Identify marbles by art glass.
Look for art glass marbles. There are many that were handmade in Germany up until about World War II, and they have latticino canes in a swirl. There are many different kinds of latticino swirls, and they are identified by the center. Some are called naked core, some solid core, and latticino core.
Identify opaque glass.
Find opaque glass marbles. Many of the good older marbles are opaque, not transparent, and lighting does not reveal the center. These marbles are glass, not stone.
Look for crockery or stone marbles.
See if you can find marbles that are not glass. Bennington marbles are a crockery, and many marbles are made of stone.
Identify glass marbles by the swirl.
Find corkscrews. A corkscrew has an opaque swirl that runs completely around the marble from top to bottom. There are transparent and opaque swirls, too.
Identify the flame marbles.
Know the flame design in marbles. Flames are usually older and are collectible marbles.
Identify the unusual.
Find some collectible marbles that have less-common names. A calligraphy marble looks like it has squiggles of writing.
Identify the commons and new marbles.
Recognize the run-of-the-mill marbles that have no significant value. These are usually not very attractive, newer than the 1960s, machine made, produced in mass, and often imported. They often have fine bubbles in the glass, and the quality is poor.
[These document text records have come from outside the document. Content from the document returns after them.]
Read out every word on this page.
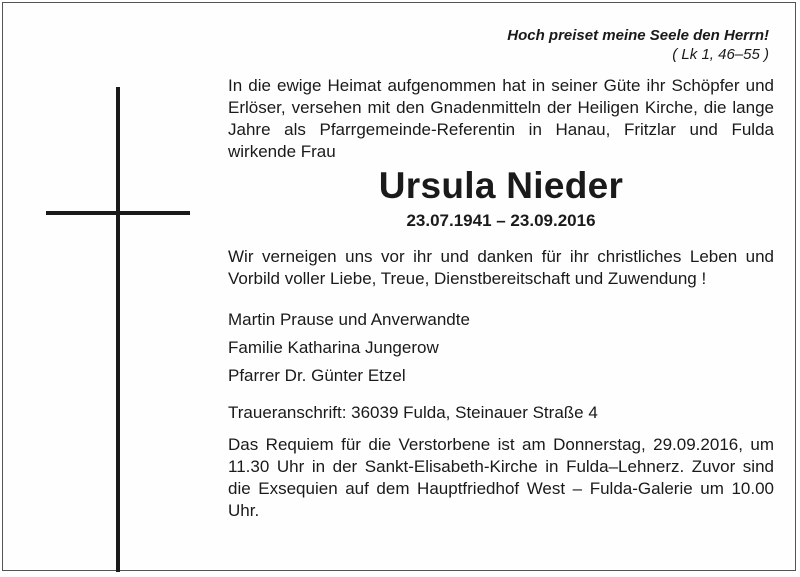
Hoch preiset meine Seele den Herrn!
( Lk 1, 46–55 )

In die ewige Heimat aufgenommen hat in seiner Güte ihr Schöpfer und Erlöser, versehen mit den Gnadenmitteln der Heiligen Kirche, die lange Jahre als Pfarrgemeinde-Referentin in Hanau, Fritzlar und Fulda wirkende Frau

Ursula Nieder
23.07.1941 – 23.09.2016
Wir verneigen uns vor ihr und danken für ihr christliches Leben und Vorbild voller Liebe, Treue, Dienstbereitschaft und Zuwendung !
Martin Prause und Anverwandte
Familie Katharina Jungerow
Pfarrer Dr. Günter Etzel
Traueranschrift: 36039 Fulda, Steinauer Straße 4
Das Requiem für die Verstorbene ist am Donnerstag, 29.09.2016, um 11.30 Uhr in der Sankt-Elisabeth-Kirche in Fulda–Lehnerz. Zuvor sind die Exsequien auf dem Hauptfriedhof West – Fulda-Galerie um 10.00 Uhr.
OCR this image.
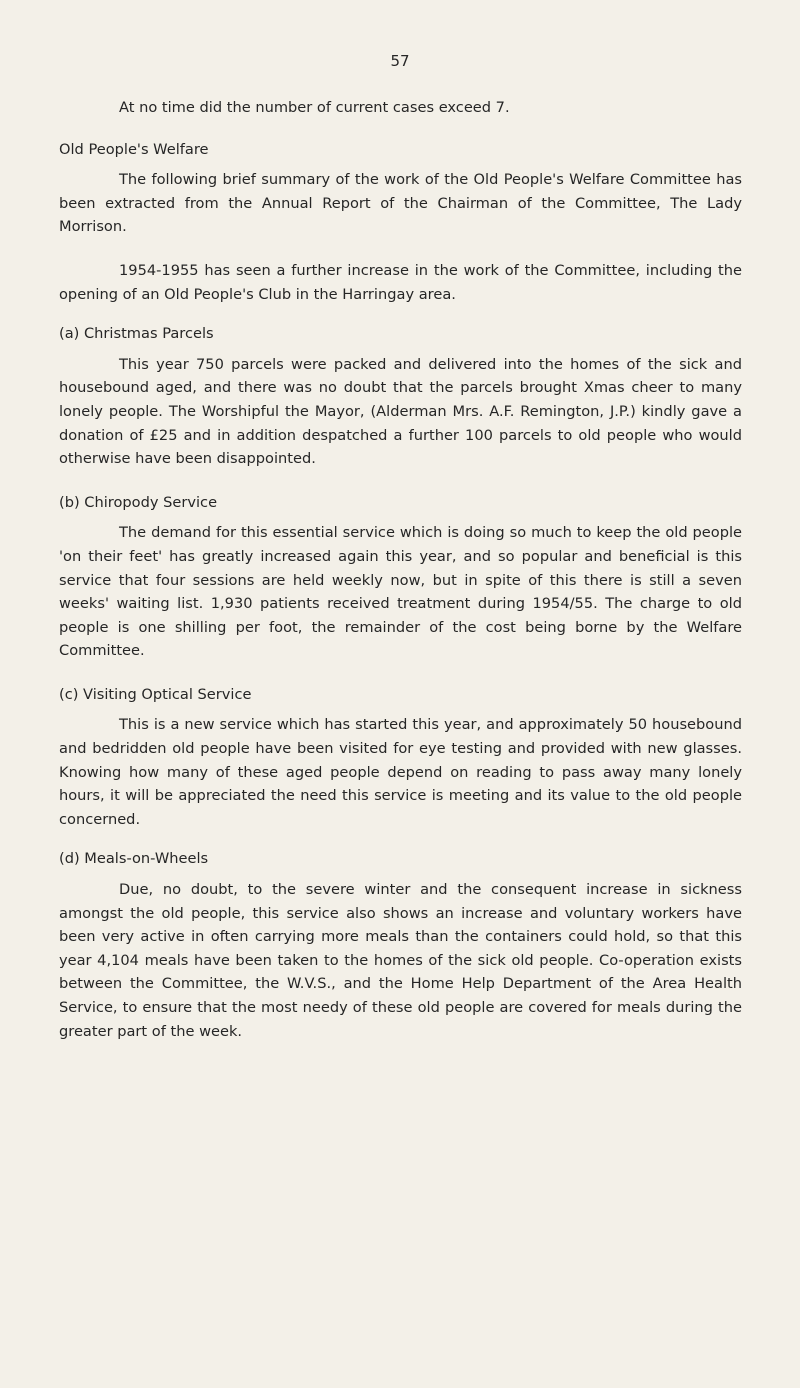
57

At no time did the number of current cases exceed 7.

Old People's Welfare

The following brief summary of the work of the Old People's Welfare Committee has been extracted from the Annual Report of the Chairman of the Committee, The Lady Morrison.

1954-1955 has seen a further increase in the work of the Committee, including the opening of an Old People's Club in the Harringay area.

(a) Christmas Parcels

This year 750 parcels were packed and delivered into the homes of the sick and housebound aged, and there was no doubt that the parcels brought Xmas cheer to many lonely people. The Worshipful the Mayor, (Alderman Mrs. A.F. Remington, J.P.) kindly gave a donation of £25 and in addition despatched a further 100 parcels to old people who would otherwise have been disappointed.

(b) Chiropody Service

The demand for this essential service which is doing so much to keep the old people 'on their feet' has greatly increased again this year, and so popular and beneficial is this service that four sessions are held weekly now, but in spite of this there is still a seven weeks' waiting list. 1,930 patients received treatment during 1954/55. The charge to old people is one shilling per foot, the remainder of the cost being borne by the Welfare Committee.

(c) Visiting Optical Service

This is a new service which has started this year, and approximately 50 housebound and bedridden old people have been visited for eye testing and provided with new glasses. Knowing how many of these aged people depend on reading to pass away many lonely hours, it will be appreciated the need this service is meeting and its value to the old people concerned.

(d) Meals-on-Wheels

Due, no doubt, to the severe winter and the consequent increase in sickness amongst the old people, this service also shows an increase and voluntary workers have been very active in often carrying more meals than the containers could hold, so that this year 4,104 meals have been taken to the homes of the sick old people. Co-operation exists between the Committee, the W.V.S., and the Home Help Department of the Area Health Service, to ensure that the most needy of these old people are covered for meals during the greater part of the week.
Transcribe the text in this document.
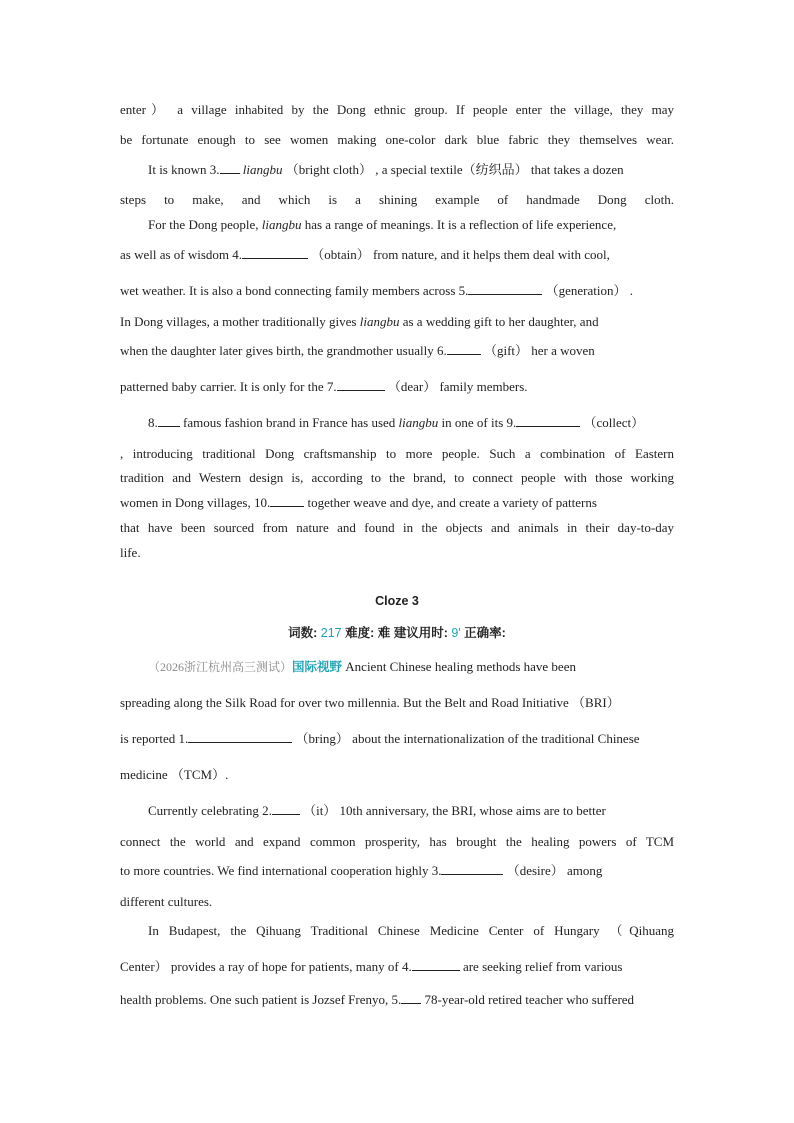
enter） a village inhabited by the Dong ethnic group. If people enter the village, they may
be fortunate enough to see women making one-color dark blue fabric they themselves wear.
It is known 3. liangbu （bright cloth） , a special textile（纺织品） that takes a dozen
steps to make, and which is a shining example of handmade Dong cloth.
For the Dong people, liangbu has a range of meanings. It is a reflection of life experience,
as well as of wisdom 4.	（obtain） from nature, and it helps them deal with cool,
wet weather. It is also a bond connecting family members across 5.	（generation） .
In Dong villages, a mother traditionally gives liangbu as a wedding gift to her daughter, and
when the daughter later gives birth, the grandmother usually 6.	（gift） her a woven
patterned baby carrier. It is only for the 7.	（dear） family members.
8. famous fashion brand in France has used liangbu in one of its 9.	（collect）
, introducing traditional Dong craftsmanship to more people. Such a combination of Eastern
tradition and Western design is, according to the brand, to connect people with those working
women in Dong villages, 10.	together weave and dye, and create a variety of patterns
that have been sourced from nature and found in the objects and animals in their day-to-day
life.
Cloze 3
词数: 217 难度: 难 建议用时: 9' 正确率:
（2026浙江杭州高三测试）国际视野 Ancient Chinese healing methods have been
spreading along the Silk Road for over two millennia. But the Belt and Road Initiative （BRI）
is reported 1.	（bring） about the internationalization of the traditional Chinese
medicine （TCM）.
Currently celebrating 2. （it） 10th anniversary, the BRI, whose aims are to better
connect the world and expand common prosperity, has brought the healing powers of TCM
to more countries. We find international cooperation highly 3.	（desire） among
different cultures.
In Budapest, the Qihuang Traditional Chinese Medicine Center of Hungary （Qihuang
Center） provides a ray of hope for patients, many of 4.	are seeking relief from various
health problems. One such patient is Jozsef Frenyo, 5. 78-year-old retired teacher who suffered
Identify marbles by comparison.
Find marbles that you think might have value, and compare them to pictures on the internet. Like any glass or art glass, condition and rarity are key to the value of marbles.
Check condition of a marble, too.
While identifying a marble, look with a magnifying glass to see if it has "eyelashes" or little dings. You will be surprised how much damage the older used marbles often have. Since condition is related to value, it is helpful to identify the condition along with the kind of marbles.